Шрифт:
Интервал:
Закладка:
Через три года, когда Джеку исполнилось двенадцать, сбежал Майк – он отправился в нью-хемпширский университет и получил немалую стипендию Мерита. Годом позже отец умер от внезапного обширного удара, настигшего его, когда он готовил пациента к операции. Он рухнул на пол в развевающемся, незастегнутом белом халате и умер, наверное, еще до того, как ударился о черно-красный казенный больничный кафель. Через три дня человек, властвовавший над жизнью Джекки, необъяснимый белый Бог-Призрак, оказался под землей.
К надписи на плите, «Марк Энтони Торранс, любящий отец» Джек добавил бы еще одну строчку: «Он знал, как играть в „лифт“.»
Они получили очень большую страховку. Есть люди, собирающие страховые полисы не менее увлеченно, чем прочие – монеты или марки; к ним-то и относился Марк Торранс. Деньги за страховку пришли как раз тогда, когда закончились ежемесячные полицейские штрафы и счета на спиртное. Пять лет они были богаты. Почти богаты…

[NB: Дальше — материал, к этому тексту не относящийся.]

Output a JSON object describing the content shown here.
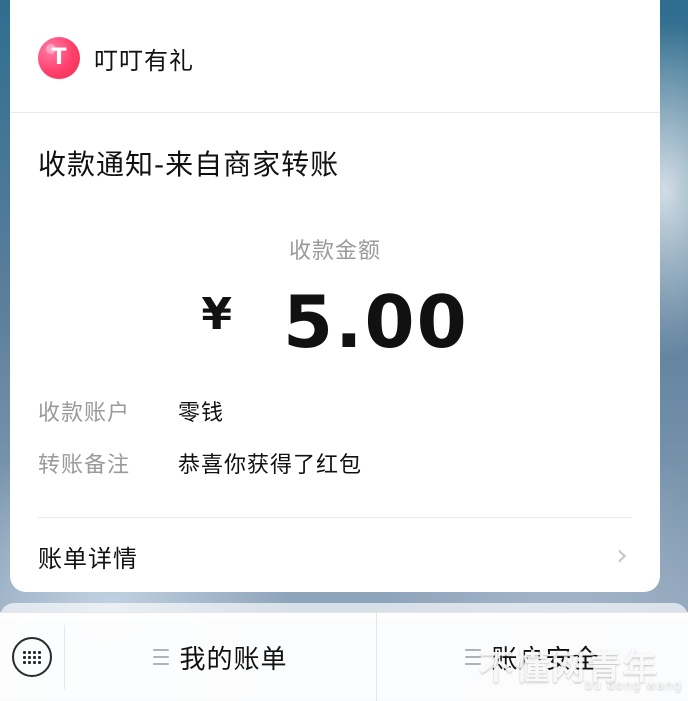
{
  "sender": {
    "name": "叮叮有礼"
  },
  "notice": {
    "title": "收款通知-来自商家转账",
    "amount_label": "收款金额",
    "currency_symbol": "¥",
    "amount": "5.00",
    "fields": [
      {
        "label": "收款账户",
        "value": "零钱"
      },
      {
        "label": "转账备注",
        "value": "恭喜你获得了红包"
      }
    ],
    "bill_details_label": "账单详情"
  },
  "bottom_menu": {
    "items": [
      {
        "label": "我的账单"
      },
      {
        "label": "账户安全"
      }
    ]
  },
  "watermark": {
    "main": "不懂网青年",
    "sub": "bu dong wang"
  }
}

В неглубоком, беспокойном сне перед Джеком, как в зеркале, возникло собственное лицо – свое и не свое: широко раскрытые глаза и невинно изогнутый рот мальчика, который сидит со своими машинками в холле и ждет папу, ждет белого призрачного бога, ждет, чтобы взлететь на лифте с головокружительной, веселящей скоростью в солоноватый, пахнущий опилками туман – дыхание бара, ждет, может статься, что лифт рухнет вниз и из ушей посыплются старые колесики и пружинки, а папа будет реветь от смеха, и это лицо (превратилось в лицо Дэнни, так похожее на его, прежнее, только у него были светло-голубые глаза, а у Дэнни они туманно-серые, но изгиб губ такой же и волосы светлые, Дэнни в его кабинете, на нем спортивные трусики, а бумаги все промокли, от них поднимается приятный слабый запах пива… поднимающееся на крыльях дрожжей возбуждение, страшное желание ударить, причинить боль… дыхание бара… треск кости… собственный голос, пьяно причитающий: «Дэнни, ты в порядке, док?.. Ах ты, Боже мой, бедная ручка…» и это лицо превратилось в) (мамино изумленное лицо, избитое, окровавленное, оно появилось из-под стола, мама говорила) («…от вашего отца. Повторяю, чрезвычайно важное сообщение от вашего отца. Пожалуйста, не меняйте настройку или немедленно настройтесь на частоту Счастливого Джека, повторяю, немедленно настройтесь на частоту Счастливого Часа. Повторяю…») Медленное растворение. Бестелесные голоса доносились к нему, как эхо, гуляющее по бесконечному туманному коридору.
(Все время что-то мешает, Томми, миленький…) (Мидок, здесь ли ты, радость моя? Снова во сне бродила я. Бесчеловечных чудовищ боюсь…) (Извините, мистер Уллман, но разве это не…) …контора – полки для скоросшивателей, большой письменный стол Уллмана, чистая книга для регистрации забронированных номеров на следующий год уже на месте – ничего-то он не упустит, этот Уллман – все ключи аккуратно висят на гвоздиках (кроме одного, какого? которого? универсала, универсала, универсала, у кого ключ-универсал? если мы поднимемся наверх, возможно, станет ясно) и большой трансивер на полке.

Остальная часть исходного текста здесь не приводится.